There are 20 million STD infections each year in the United States, with almost half in the 15-24 age group, event though this group represents only a quarter of the sexually active population, said John Douglas of the US government's Centers for Disease Control and Prevention (CDC).

Ronald Valdiserri, a deputy director of STD programs at the CDC said there had been success in bringing down herpes cases but added: "Overall, STD rates in the US remain alarmingly high."

The rate of syphilis infection in 2003 rose from 2.4 to 2.5 cases per 100, 000, totaling 7,082 cases, according to the CDC.

The disease jumped 18 percent from 2000, when the rise began, to 2003, the CDC said in a presentation to the conference in Philadelphia, Pennsylvania.

About 60 percent of the 2003 syphylis cases were among gay men, compared with five percent in 1999.
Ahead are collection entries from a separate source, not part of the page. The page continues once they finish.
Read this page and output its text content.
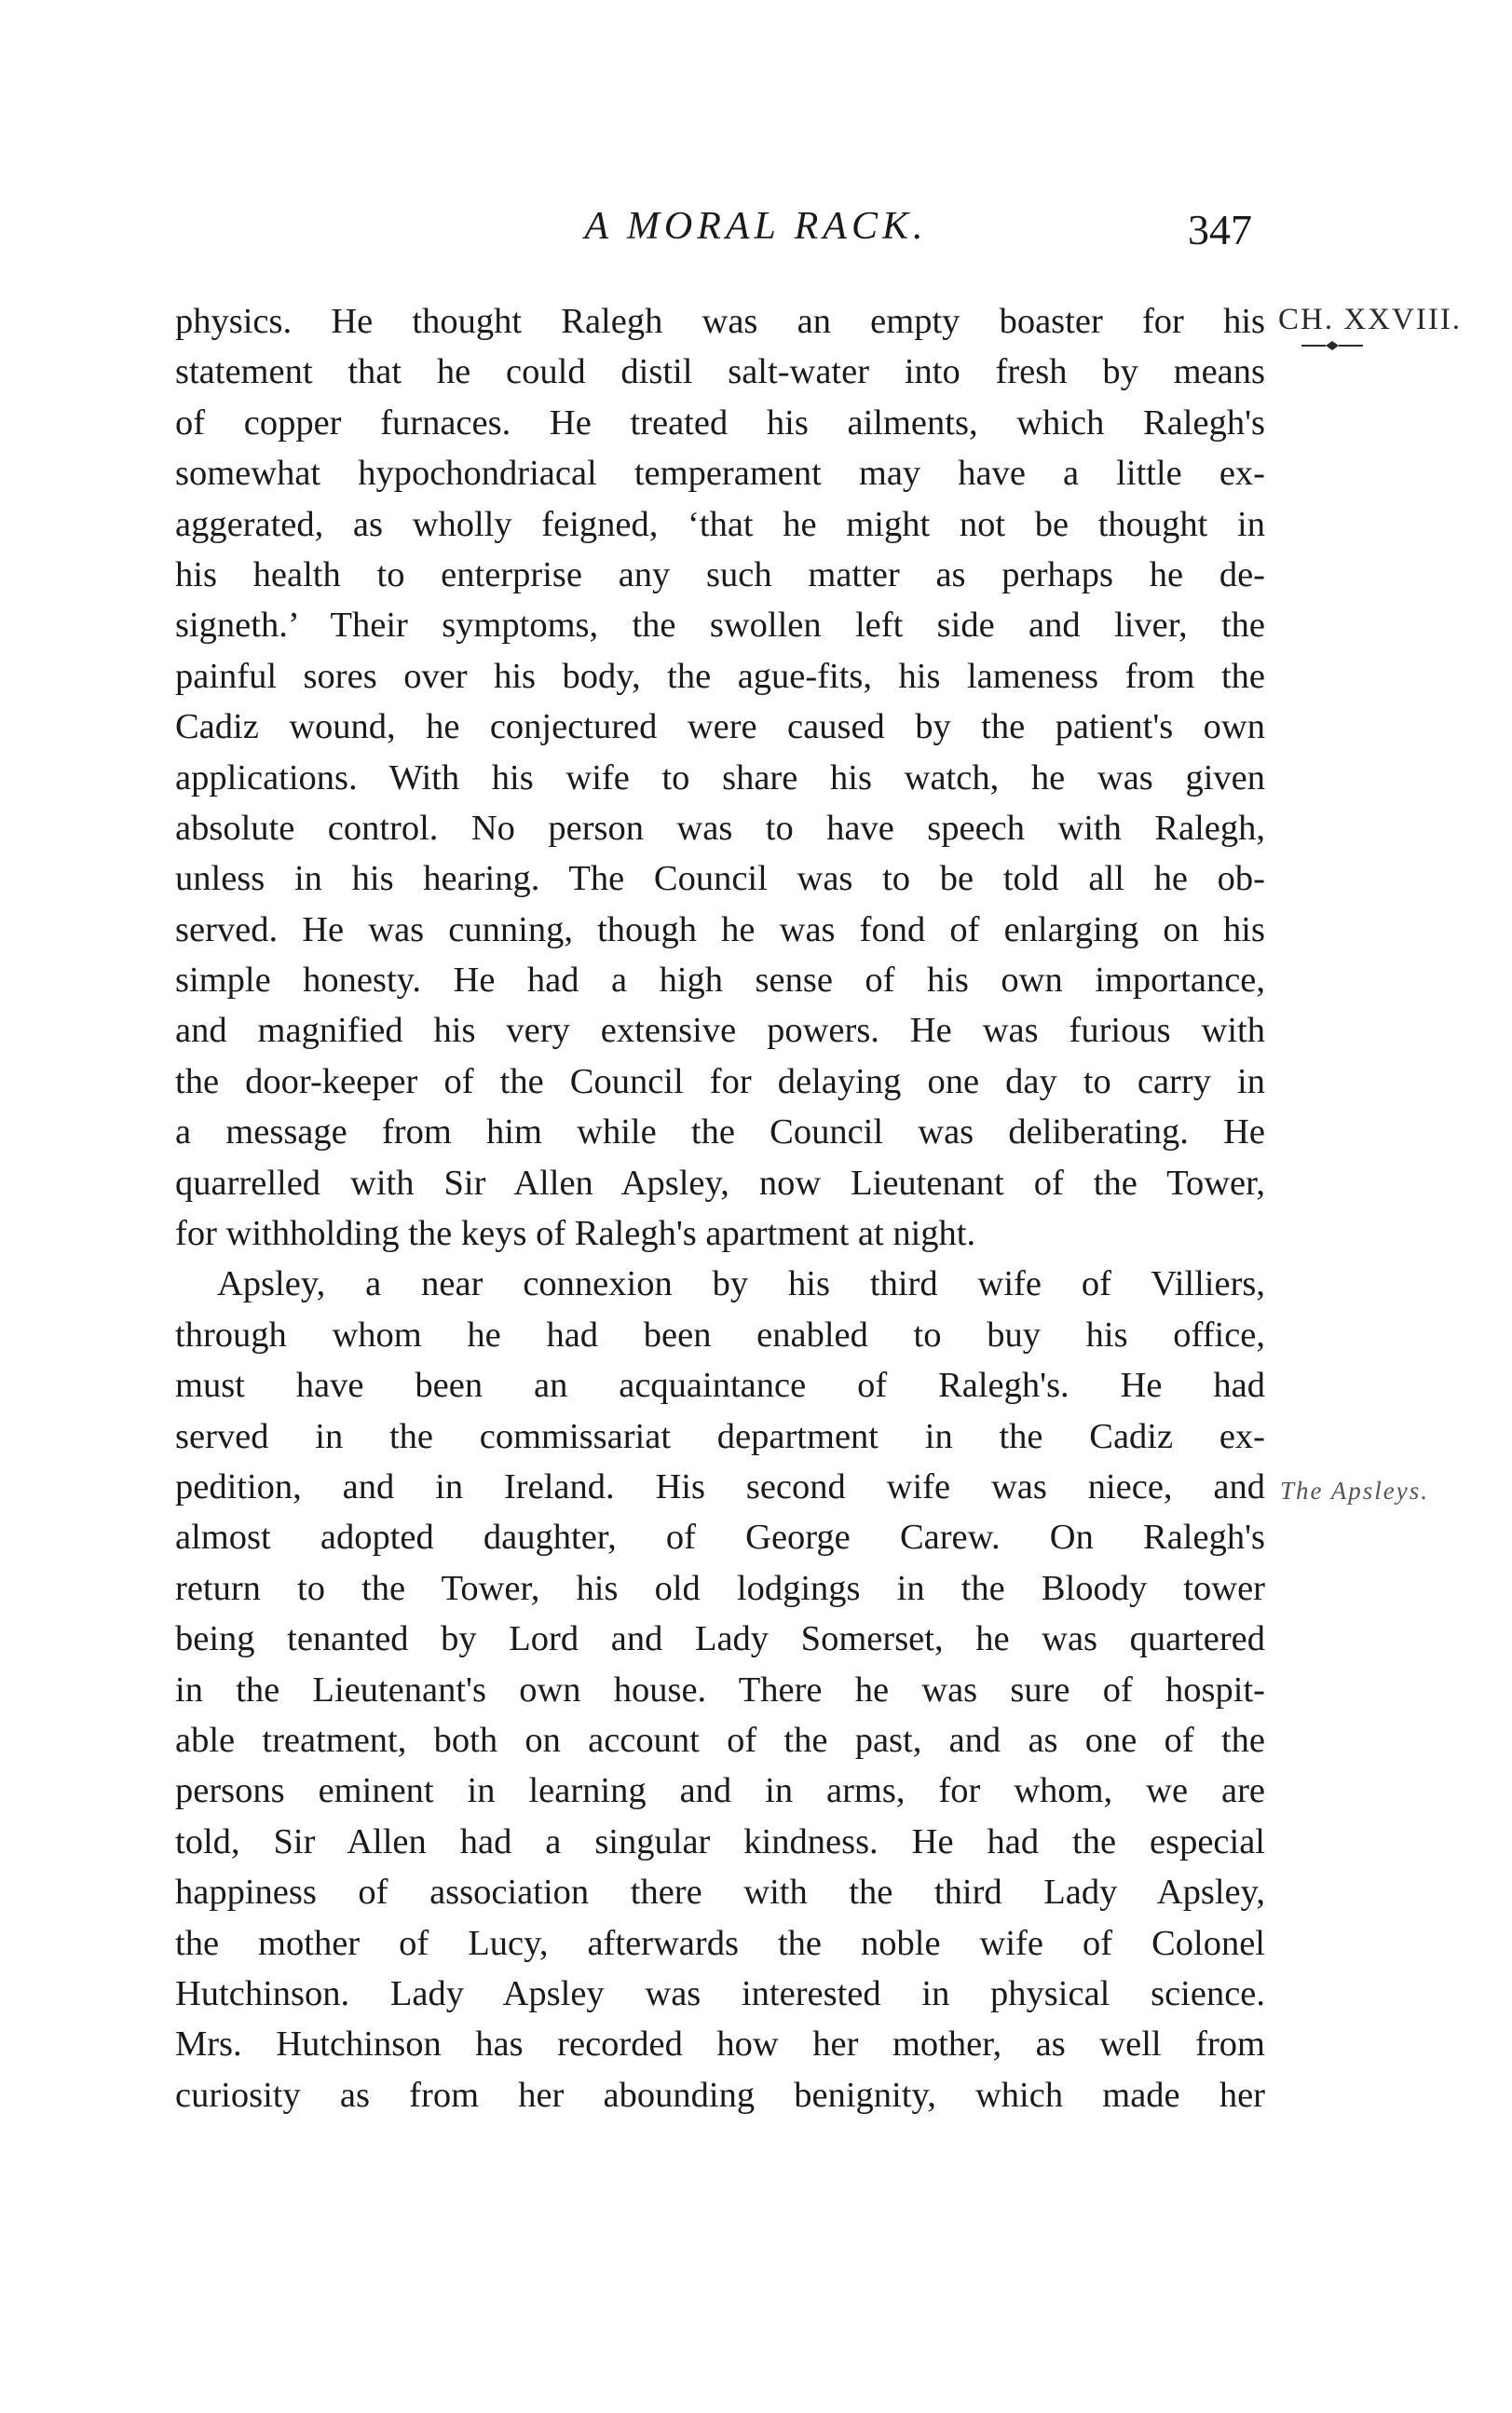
A MORAL RACK.	347
CH. XXVIII.
The Apsleys.
physics. He thought Ralegh was an empty boaster for his
statement that he could distil salt-water into fresh by means
of copper furnaces. He treated his ailments, which Ralegh's
somewhat hypochondriacal temperament may have a little ex-
aggerated, as wholly feigned, ‘that he might not be thought in
his health to enterprise any such matter as perhaps he de-
signeth.’ Their symptoms, the swollen left side and liver, the
painful sores over his body, the ague-fits, his lameness from the
Cadiz wound, he conjectured were caused by the patient's own
applications. With his wife to share his watch, he was given
absolute control. No person was to have speech with Ralegh,
unless in his hearing. The Council was to be told all he ob-
served. He was cunning, though he was fond of enlarging on his
simple honesty. He had a high sense of his own importance,
and magnified his very extensive powers. He was furious with
the door-keeper of the Council for delaying one day to carry in
a message from him while the Council was deliberating. He
quarrelled with Sir Allen Apsley, now Lieutenant of the Tower,
for withholding the keys of Ralegh's apartment at night.
Apsley, a near connexion by his third wife of Villiers,
through whom he had been enabled to buy his office,
must have been an acquaintance of Ralegh's. He had
served in the commissariat department in the Cadiz ex-
pedition, and in Ireland. His second wife was niece, and
almost adopted daughter, of George Carew. On Ralegh's
return to the Tower, his old lodgings in the Bloody tower
being tenanted by Lord and Lady Somerset, he was quartered
in the Lieutenant's own house. There he was sure of hospit-
able treatment, both on account of the past, and as one of the
persons eminent in learning and in arms, for whom, we are
told, Sir Allen had a singular kindness. He had the especial
happiness of association there with the third Lady Apsley,
the mother of Lucy, afterwards the noble wife of Colonel
Hutchinson. Lady Apsley was interested in physical science.
Mrs. Hutchinson has recorded how her mother, as well from
curiosity as from her abounding benignity, which made her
Papilomavirus infections, a factor in colon and uterine cancers, has spread, according to researchers at the University of Colorado Health Sciences Center, which found that 30 percent of women and 19 percent of men had been infected.

Another CDC study found that among 300 adolescent girls treated at a public clinic 72 percent had been infected with a high-risk strain of the disease.

Chlamydia has taken root among youths, with infection reaching 11 percent of girls, who are most affected by the bacteria, which causes infections and infertility, according to authors at the Minnesota Department of Public Health.

The only bright spot in the figures was a fall in the number of genital herpes cases by 17 percent between 1988-94 and 1999-2000. The incidence is falling faster among men than women and the fall in the number of cases has been particularly noticeable among people aged under between 14 and 29.

The annual conference of 1,300 physicians and experts ends Thursday.